Similar meshes found use in earlier designs such as the one for temperature and pressure monitoring on hydrogen and oxygen fuel tanks on the now-cancelled X-33 spacecraft prototype. Those projects required customized design and assembly, including hundreds of fiber-Bragg-grating devices connected by fiber-optic cabling, each handling a slightly different wavelength. By contrast, a smart skin could be readily manufacturable and might actually come on a roll - like contact paper. It could be applied to the UAV by rolling it out, laying it on the wings, and connecting it to multiple transceivers arrays.

Although the final design of such smart skins is by no means complete, it is clear that post-telecom-bubble optical components - PLCs, amplifiers, tunable lasers, etc. - will provide the underlying technology that makes it all possible. In essence, the components will comprise a low-cost, compact interface between sensors, the optical network, and the electronic signal processors controlling the flight.

Work yet to be done

Two other related steps are necessary before the new photonics can realize its potential in military platforms.

The first is the need to ruggedize virtually all commercial system elements for use under military conditions. For example, in-flight temperature variations will range far wider than the standard telecommunications range of -40 to 85 degrees Celsius. We will need to alter the optical component circuitry and make modifications necessary for it to operate efficiently such as turning off thermal shutdowns. And we will need to protect components further by putting them in environmentally protected device enclosures.

Second, we need to make these technologies easier for service personnel to live with in the field. Aircraft maintenance crews, for example, are used to handling copper cables. Copper is forgiving, but current commercial optical fiber is not. However, bend-resistant fiber does exist that could help make a fiber-optic cable rugged enough for many military applications.

Similarly, service personnel often clean dirty copper cable with spit-and-rag techniques, but are surprised when the same technique does not work for fiber. Designers are looking at different kinds of connecters that are not so sensitive. Core technology, no matter how powerful, almost always has to come down to earth to be truly useful.

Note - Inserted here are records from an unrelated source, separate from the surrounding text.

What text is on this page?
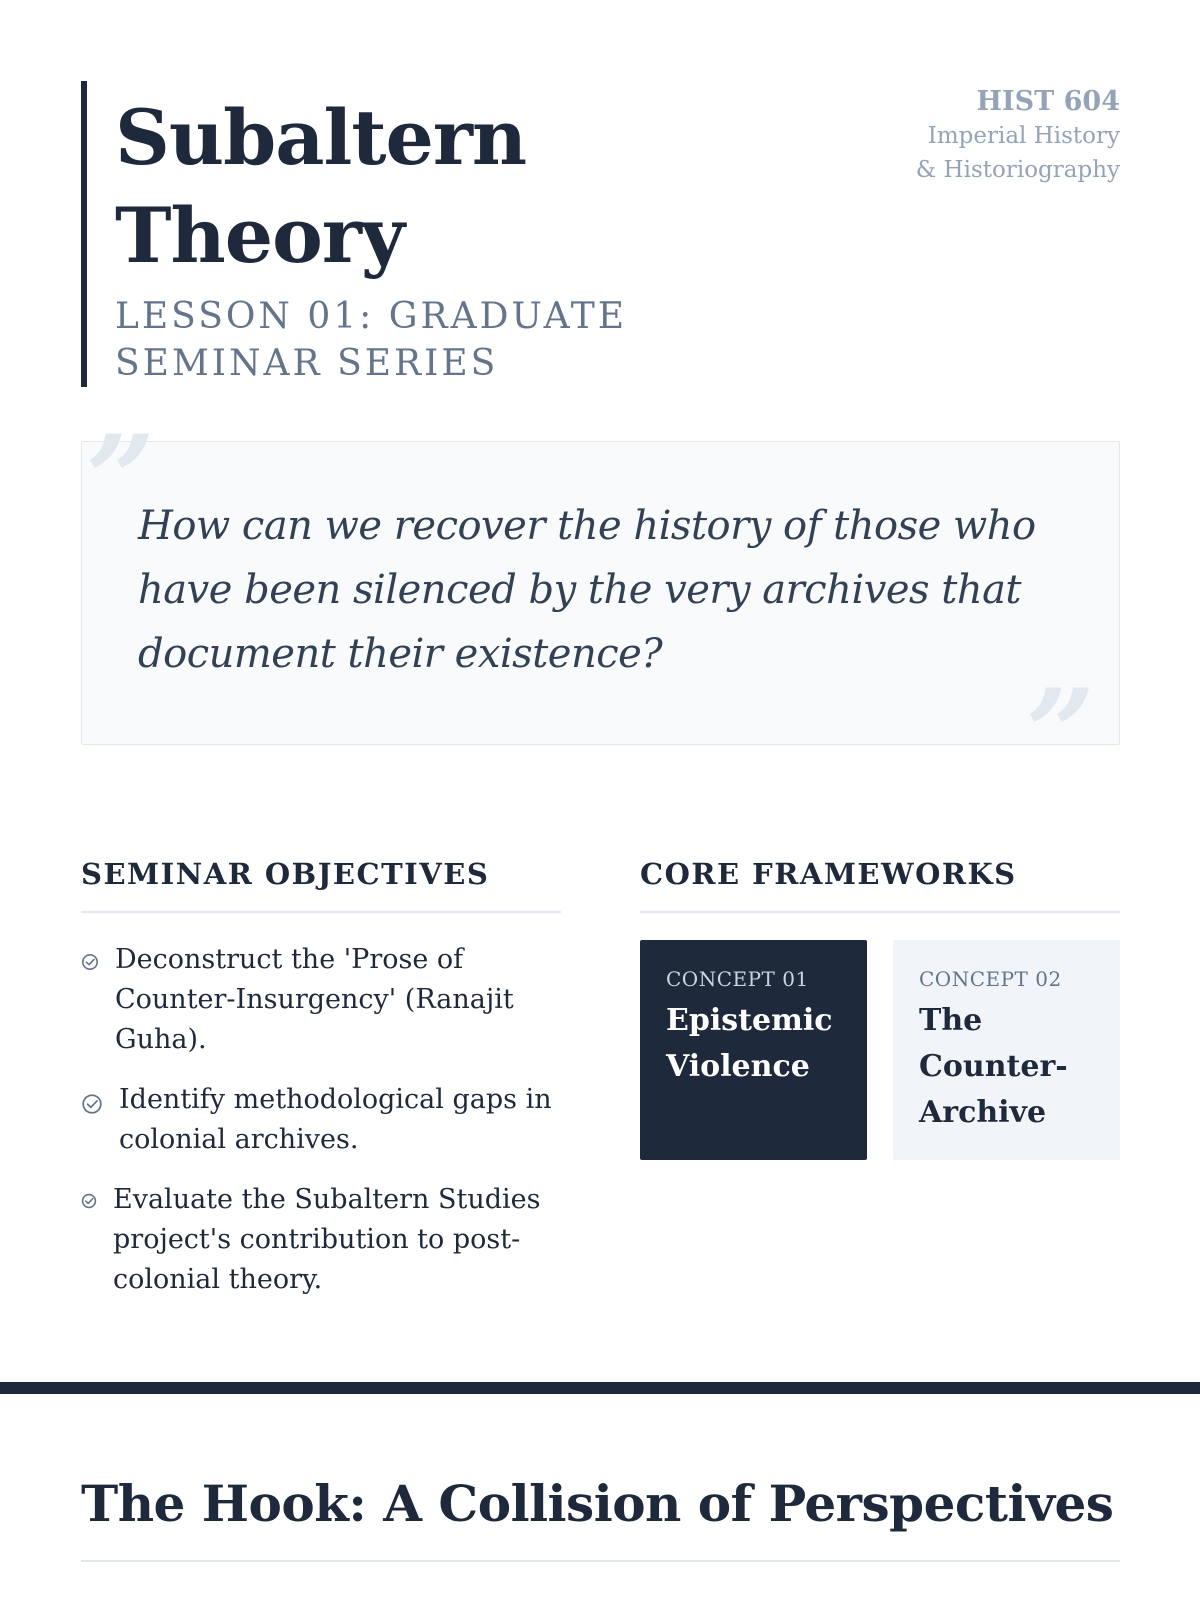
Subaltern
Theory
LESSON 01: GRADUATE SEMINAR SERIES
HIST 604
Imperial History & Historiography
”

How can we recover the history of those who have been silenced by the very archives that document their existence?

”
SEMINAR OBJECTIVES
Deconstruct the 'Prose of Counter-Insurgency' (Ranajit Guha).
Identify methodological gaps in colonial archives.
Evaluate the Subaltern Studies project's contribution to post-colonial theory.
CORE FRAMEWORKS
CONCEPT 01
Epistemic Violence
CONCEPT 02
The Counter-Archive
The Hook: A Collision of Perspectives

In-the-field diagnostics also needs work. If something breaks, service personnel need to be able to figure out what is wrong and how to fix it. Designers are looking at, among other approaches, embedded loop-back and embedded optical time domain reflectometry (OTDR)-type capabilities.

All these field problems require solutions before we can realize the potential of the core technology, yet the fact that many of us have begun to concentrate on them can also be taken as a good sign. The broad use of photonics in military applications is emerging and will continue to expand in the near term as the performance weight, volume, fault tolerance, and scalability benefits of optical communications and sensors become known and the issues regarding their reliable operation in severe military environments are addressed.

Rick Stevens is Chairman of the Lockheed Martin Corporate Photonics Technology Focus Group. Joseph Shmulovich, is cofounder and executive vice president of engineering at Inplane Photonics in South Plainfield, N.J.